Obesity is an important health care problem in the USA. One in three individuals are >20% over ideal body weight and approximately 5% have serious weight-related health problems. Clinically severe or medically complicated obesity refers to individuals who are 100% or more over ideal body weight. The estimated prevalence of "morbid obesity" in the USA is 2% for men and 6% for women. Severe obesity with a body mass index (BMI) > 40 is associated with a 6 to 12 fold increase in overall mortality when compared with non-obese individuals.
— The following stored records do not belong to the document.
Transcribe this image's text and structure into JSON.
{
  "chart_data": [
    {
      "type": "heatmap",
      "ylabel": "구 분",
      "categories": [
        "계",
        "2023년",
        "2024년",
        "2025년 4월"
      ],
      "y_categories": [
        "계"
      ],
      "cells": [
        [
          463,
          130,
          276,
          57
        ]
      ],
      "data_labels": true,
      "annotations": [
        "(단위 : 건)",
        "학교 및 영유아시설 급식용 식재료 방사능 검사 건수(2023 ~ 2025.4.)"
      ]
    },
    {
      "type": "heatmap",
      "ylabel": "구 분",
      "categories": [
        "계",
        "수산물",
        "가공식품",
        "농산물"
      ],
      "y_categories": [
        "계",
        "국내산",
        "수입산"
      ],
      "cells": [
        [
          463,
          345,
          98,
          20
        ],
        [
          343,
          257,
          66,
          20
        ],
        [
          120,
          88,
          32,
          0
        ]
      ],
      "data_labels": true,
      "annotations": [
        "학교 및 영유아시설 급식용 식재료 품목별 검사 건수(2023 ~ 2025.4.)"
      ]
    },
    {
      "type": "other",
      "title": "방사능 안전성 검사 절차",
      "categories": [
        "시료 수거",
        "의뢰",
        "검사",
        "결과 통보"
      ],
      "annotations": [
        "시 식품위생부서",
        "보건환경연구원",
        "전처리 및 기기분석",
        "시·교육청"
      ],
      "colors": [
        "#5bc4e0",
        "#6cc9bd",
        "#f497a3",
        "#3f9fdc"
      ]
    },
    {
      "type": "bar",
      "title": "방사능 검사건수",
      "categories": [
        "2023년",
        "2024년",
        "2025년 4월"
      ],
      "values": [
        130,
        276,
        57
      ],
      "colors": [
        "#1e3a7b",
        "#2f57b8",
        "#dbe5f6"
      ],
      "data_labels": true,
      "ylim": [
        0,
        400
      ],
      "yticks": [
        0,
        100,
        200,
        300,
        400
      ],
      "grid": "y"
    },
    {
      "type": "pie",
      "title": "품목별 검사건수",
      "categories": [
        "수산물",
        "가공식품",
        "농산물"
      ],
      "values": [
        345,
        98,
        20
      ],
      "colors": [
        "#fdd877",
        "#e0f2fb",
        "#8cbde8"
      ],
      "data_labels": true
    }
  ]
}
Modifications in diet, behavior, exercise, and medical weight loss regimens should represent the initial approach to weight management. Unfortunately, the long-term results of these strategies have been disappointing to date. Although many patients will temporarily lose weight, only 5-10% will successfully maintain weight loss for more than a few years. Consequently, patients with significant medical problems related to severe obesity may benefit from surgery to facilitate weight loss.
The most appropriate therapy for an obese individual must be based on the relative risk/benefit ratio of medical verses surgical therapy. Surgical treatment of obesity (bariatric surgery) may be considered when the risk of obesity related medical problems exceeds the risk of complications related to surgical intervention. Severe obesity is associated with an increased risk of numerous medical problems including:
- Coronary Artery Disease
- Degenerative Joint Disease
- Fatty Liver or Hepatosteatonecrosis
- Gastroesophageal Reflux
- Hyperlipidemia or hypercholesterolemia
- Pulmonary Hypertension
- Sleep Apnea
- Venous stasis of the lower extremities
The goal of bariatric surgery is to induce and maintain weight loss of >50% of excess body weight. The weight loss is most rapid for the first 6 months, then slowly plateaus approximately 18 to 24 months following surgery. Most patients experience significant improvement or resolution of weight-related medical problems following bariatric surgery.